MARIA AND JERZY KUNCEWICZ HOUSE
A BRANCH OF THE NADWISLANSKIE MUSEUM IN KAZIMIERZ DOLNY
Historical brief of the seat
The house located at 19 Malachowski Street in Kazimierz Dolny is called “The Squirrel Residence” as squirrels have always lived in its spacious garden. Currently, a squirrel is the logo of our museum: a decoration in the form of that animal from the house’s iron balustrade has become our official graphic symbol.
The house was established in 1936 as a summer residence for the remarkable writer Maria Kuncewicz ( nominee for the Nobel Prize in literature), and her husband Jerzy, a barrister, writer and politician. The house was designed by Karol Sicinski, a well-known architect, whose works had a strong influence on pre-war and post-war style of Kazimierz Dolny.
One may say, that the history of this house is also a short and a significant lesson in the recent history of Poland. Both Mr. and Mrs. Kuncewicz came from patriotic families, strongly affected by the experience of the annexation of Poland, during which the country was divided between Prussia, Austria and Russia. Members of their families fought for freedom throughout decades. In 1918, after 123 years of captivity, Poland regained its independence and a great era began for both that country and the Kuncewicz family. Maria Kuncewicz became a well-known writer, her husband – a remarkable barrister – ran a successful law practice . Along with their son, Witold (1922 – 2009), they lived in Warsaw. When World War II broke out in September 1939, the Kuncewiczs went to their summer house in Kazimierz. After a few days they left for a long exile, together with a group of fugitives from the capital, who first sought shelter in “The Squirrel Residence.” Among the refugees were well-known writers and journalists such as Julian Tuwim, Antoni Slonimski, Kazimierz Wierzynski, Mieczysław Grydzewski and Stanislaw Balinski. Maria Kuncewicz did not want to leave Poland, her husband, however, convinced her of the immediate necessity of such measure. The barrister Kuncewicz, along with his family, would have been most probably persecuted for representing Polish Jews in several lawsuits in Berlin.
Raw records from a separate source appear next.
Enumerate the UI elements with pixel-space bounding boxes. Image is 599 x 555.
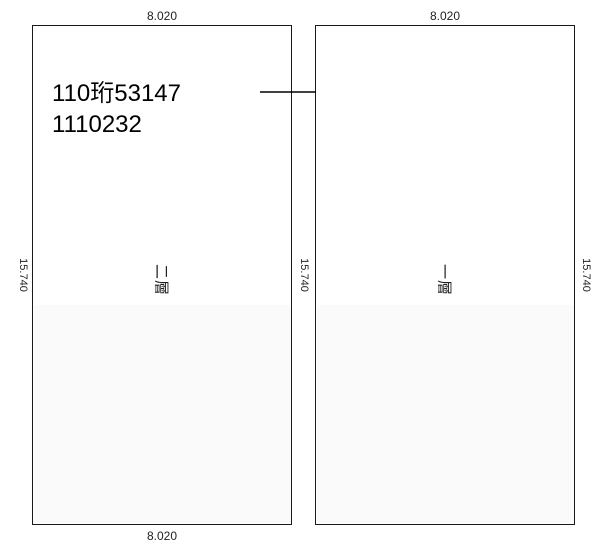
dim-left-top: 8.020 (147, 9, 177, 23)
annotation-line1: 110珩53147 (52, 78, 181, 109)
floor-label-left: 二層 (152, 264, 173, 296)
dim-right-outer: 15.740 (580, 258, 592, 292)
annotation-line2: 1110232 (52, 109, 181, 140)
annotation-block: 110珩53147 1110232 (52, 78, 181, 140)
dim-left-bottom: 8.020 (147, 529, 177, 543)
dim-left-outer: 15.740 (17, 258, 29, 292)
dim-mid: 15.740 (298, 258, 310, 292)
right-shade (317, 305, 574, 523)
dim-right-top: 8.020 (430, 9, 460, 23)
left-shade (34, 305, 291, 523)
floorplan-stage: 8.020 8.020 8.020 15.740 15.740 15.740 二… (0, 0, 599, 555)
annotation-leader (260, 88, 316, 96)
floor-label-right: 一層 (435, 264, 456, 296)
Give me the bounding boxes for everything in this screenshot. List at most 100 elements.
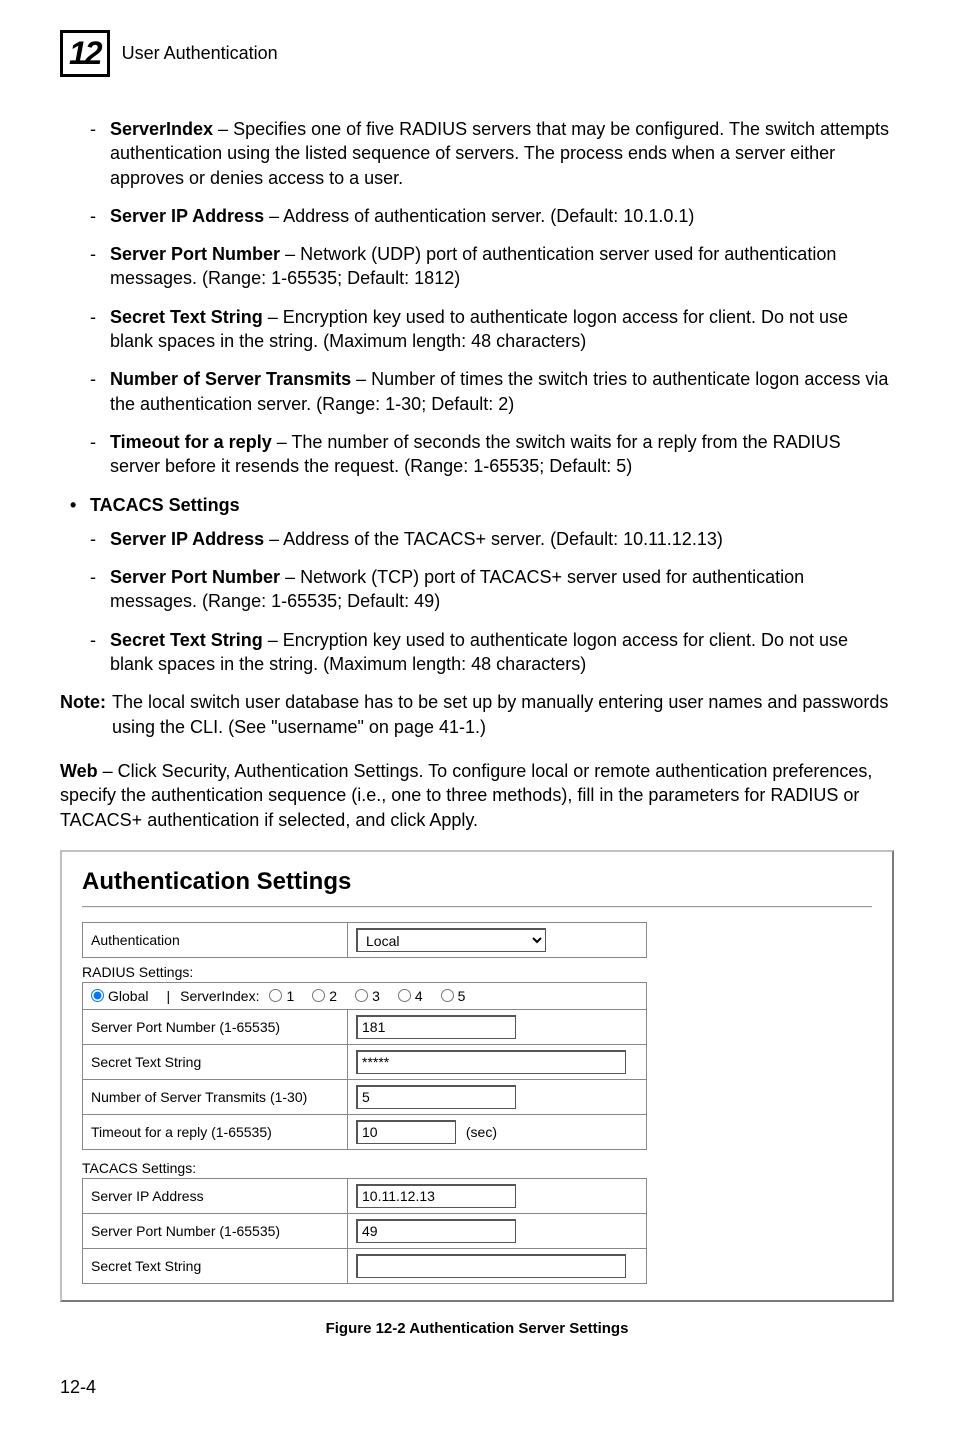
auth-label: Authentication bbox=[83, 922, 348, 957]
radio-4-label: 4 bbox=[415, 988, 423, 1004]
secret-label: Secret Text String bbox=[83, 1044, 348, 1079]
term-server-ip: Server IP Address bbox=[110, 206, 264, 226]
list-item: Server Port Number – Network (TCP) port … bbox=[90, 565, 894, 614]
radio-2-input[interactable] bbox=[312, 989, 325, 1002]
term-serverindex: ServerIndex bbox=[110, 119, 213, 139]
radio-3[interactable]: 3 bbox=[355, 988, 380, 1004]
tacacs-port-cell bbox=[348, 1213, 647, 1248]
table-row: Secret Text String bbox=[83, 1248, 647, 1283]
web-text: – Click Security, Authentication Setting… bbox=[60, 761, 872, 830]
term-secret: Secret Text String bbox=[110, 307, 263, 327]
auth-value-cell: Local bbox=[348, 922, 647, 957]
web-paragraph: Web – Click Security, Authentication Set… bbox=[60, 759, 894, 832]
radio-1[interactable]: 1 bbox=[269, 988, 294, 1004]
transmits-value-cell bbox=[348, 1079, 647, 1114]
tacacs-table: Server IP Address Server Port Number (1-… bbox=[82, 1178, 647, 1284]
list-item: Secret Text String – Encryption key used… bbox=[90, 305, 894, 354]
list-item: Server IP Address – Address of the TACAC… bbox=[90, 527, 894, 551]
radio-2-label: 2 bbox=[329, 988, 337, 1004]
radio-global-input[interactable] bbox=[91, 989, 104, 1002]
note-block: Note: The local switch user database has… bbox=[60, 690, 894, 739]
tacacs-settings-list: Server IP Address – Address of the TACAC… bbox=[90, 527, 894, 676]
text: – Specifies one of five RADIUS servers t… bbox=[110, 119, 889, 188]
table-row: Server Port Number (1-65535) bbox=[83, 1213, 647, 1248]
transmits-input[interactable] bbox=[356, 1085, 516, 1109]
port-label: Server Port Number (1-65535) bbox=[83, 1009, 348, 1044]
serverindex-sep: | bbox=[166, 988, 170, 1004]
list-item: Server Port Number – Network (UDP) port … bbox=[90, 242, 894, 291]
radio-4[interactable]: 4 bbox=[398, 988, 423, 1004]
text: – Address of authentication server. (Def… bbox=[264, 206, 694, 226]
table-row: Authentication Local bbox=[83, 922, 647, 957]
list-item: TACACS Settings Server IP Address – Addr… bbox=[70, 493, 894, 677]
serverindex-row: Global | ServerIndex: 1 2 3 4 5 bbox=[83, 982, 647, 1009]
figure-caption: Figure 12-2 Authentication Server Settin… bbox=[60, 1320, 894, 1337]
transmits-label: Number of Server Transmits (1-30) bbox=[83, 1079, 348, 1114]
term-tacacs-port: Server Port Number bbox=[110, 567, 280, 587]
table-row: Server IP Address bbox=[83, 1178, 647, 1213]
port-input[interactable] bbox=[356, 1015, 516, 1039]
table-row: Timeout for a reply (1-65535) (sec) bbox=[83, 1114, 647, 1149]
tacacs-port-input[interactable] bbox=[356, 1219, 516, 1243]
radio-4-input[interactable] bbox=[398, 989, 411, 1002]
radio-global[interactable]: Global bbox=[91, 988, 148, 1004]
tacacs-secret-input[interactable] bbox=[356, 1254, 626, 1278]
tacacs-ip-label: Server IP Address bbox=[83, 1178, 348, 1213]
radius-table: Global | ServerIndex: 1 2 3 4 5 Server P… bbox=[82, 982, 647, 1150]
radio-5-label: 5 bbox=[458, 988, 466, 1004]
chapter-number-badge: 12 bbox=[60, 30, 110, 77]
radio-1-label: 1 bbox=[286, 988, 294, 1004]
timeout-unit: (sec) bbox=[466, 1124, 497, 1140]
radio-1-input[interactable] bbox=[269, 989, 282, 1002]
tacacs-ip-input[interactable] bbox=[356, 1184, 516, 1208]
radio-5[interactable]: 5 bbox=[441, 988, 466, 1004]
tacacs-secret-label: Secret Text String bbox=[83, 1248, 348, 1283]
radius-settings-list: ServerIndex – Specifies one of five RADI… bbox=[90, 117, 894, 479]
timeout-input[interactable] bbox=[356, 1120, 456, 1144]
radio-5-input[interactable] bbox=[441, 989, 454, 1002]
list-item: ServerIndex – Specifies one of five RADI… bbox=[90, 117, 894, 190]
tacacs-ip-cell bbox=[348, 1178, 647, 1213]
tacacs-secret-cell bbox=[348, 1248, 647, 1283]
tacacs-section-label: TACACS Settings: bbox=[82, 1160, 872, 1176]
tacacs-heading: TACACS Settings bbox=[90, 495, 240, 515]
tacacs-heading-list: TACACS Settings Server IP Address – Addr… bbox=[70, 493, 894, 677]
list-item: Secret Text String – Encryption key used… bbox=[90, 628, 894, 677]
tacacs-port-label: Server Port Number (1-65535) bbox=[83, 1213, 348, 1248]
table-row: Server Port Number (1-65535) bbox=[83, 1009, 647, 1044]
radio-3-input[interactable] bbox=[355, 989, 368, 1002]
chapter-title: User Authentication bbox=[122, 43, 278, 64]
term-tacacs-secret: Secret Text String bbox=[110, 630, 263, 650]
radius-section-label: RADIUS Settings: bbox=[82, 964, 872, 980]
timeout-label: Timeout for a reply (1-65535) bbox=[83, 1114, 348, 1149]
web-term: Web bbox=[60, 761, 98, 781]
auth-table: Authentication Local bbox=[82, 922, 647, 958]
port-value-cell bbox=[348, 1009, 647, 1044]
page-number: 12-4 bbox=[60, 1377, 894, 1398]
radio-3-label: 3 bbox=[372, 988, 380, 1004]
timeout-value-cell: (sec) bbox=[348, 1114, 647, 1149]
secret-input[interactable] bbox=[356, 1050, 626, 1074]
term-transmits: Number of Server Transmits bbox=[110, 369, 351, 389]
screenshot-title: Authentication Settings bbox=[82, 868, 872, 896]
note-label: Note: bbox=[60, 690, 106, 739]
auth-select[interactable]: Local bbox=[356, 928, 546, 952]
radio-global-label: Global bbox=[108, 988, 148, 1004]
secret-value-cell bbox=[348, 1044, 647, 1079]
table-row: Global | ServerIndex: 1 2 3 4 5 bbox=[83, 982, 647, 1009]
divider bbox=[82, 906, 872, 908]
table-row: Number of Server Transmits (1-30) bbox=[83, 1079, 647, 1114]
list-item: Timeout for a reply – The number of seco… bbox=[90, 430, 894, 479]
radio-2[interactable]: 2 bbox=[312, 988, 337, 1004]
note-text: The local switch user database has to be… bbox=[112, 690, 894, 739]
term-tacacs-ip: Server IP Address bbox=[110, 529, 264, 549]
table-row: Secret Text String bbox=[83, 1044, 647, 1079]
list-item: Server IP Address – Address of authentic… bbox=[90, 204, 894, 228]
text: – Address of the TACACS+ server. (Defaul… bbox=[264, 529, 723, 549]
auth-settings-screenshot: Authentication Settings Authentication L… bbox=[60, 850, 894, 1302]
page-header: 12 User Authentication bbox=[60, 30, 894, 77]
serverindex-label: ServerIndex: bbox=[180, 988, 259, 1004]
term-timeout: Timeout for a reply bbox=[110, 432, 272, 452]
list-item: Number of Server Transmits – Number of t… bbox=[90, 367, 894, 416]
term-server-port: Server Port Number bbox=[110, 244, 280, 264]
Through Romania, Yugoslavia and Italy the fugitives arrived in France in October 1939, and reached England in 1940. In 1955 they emigrated to the United States, where they lived in a difficult financial situation lasting 13 years, until Maria Kuncewicz became a professor at the University of Chicago.
By that time, the house in Kazimierz was requisitioned. From 1939 to 1944, it was taken over by German Nazis. During that time, the furniture was thoroughly destroyed. In the summer of 1944 it became the headquarters of Russian Red Army . After the end of the World War II, the building was used as a holiday residence for families of the members of the infamous Secret Police for the next 20 years.
The Kuncewiczs came back to Kazimierz in 1962 after a 20-year long exile. Although “The Squirrel Residence” did not become their permanent residence, they spent part of each year here, very involved in an active social life, always surrounded by extraordinary personalities , mostly artists. In the winter they went abroad , usually to Rome where they stayed in a pensione run by nuns.
After Jerzy Kuncewicz’s death in 1984, Maria Kuncewicz decided to move permanently to Kazimierz. She lived there for 5 years until her death on July 15th 1989.
From 1991 until 2005, the house was cared for by the Kuncewicz Fund, established by the Kuncewicz’s son, Witold, and was managed by Mr. Edward Balawejder. During that time it hosted a number of activities such as scientific sessions, literary meetings and artistic exhibitions. Many extraordinary authors, scientists and volunteers participated in those events.
In February 2005, Witold Kuncewicz sold the family residence to the Nadwislanskie Museum in Kazimierz Dolny.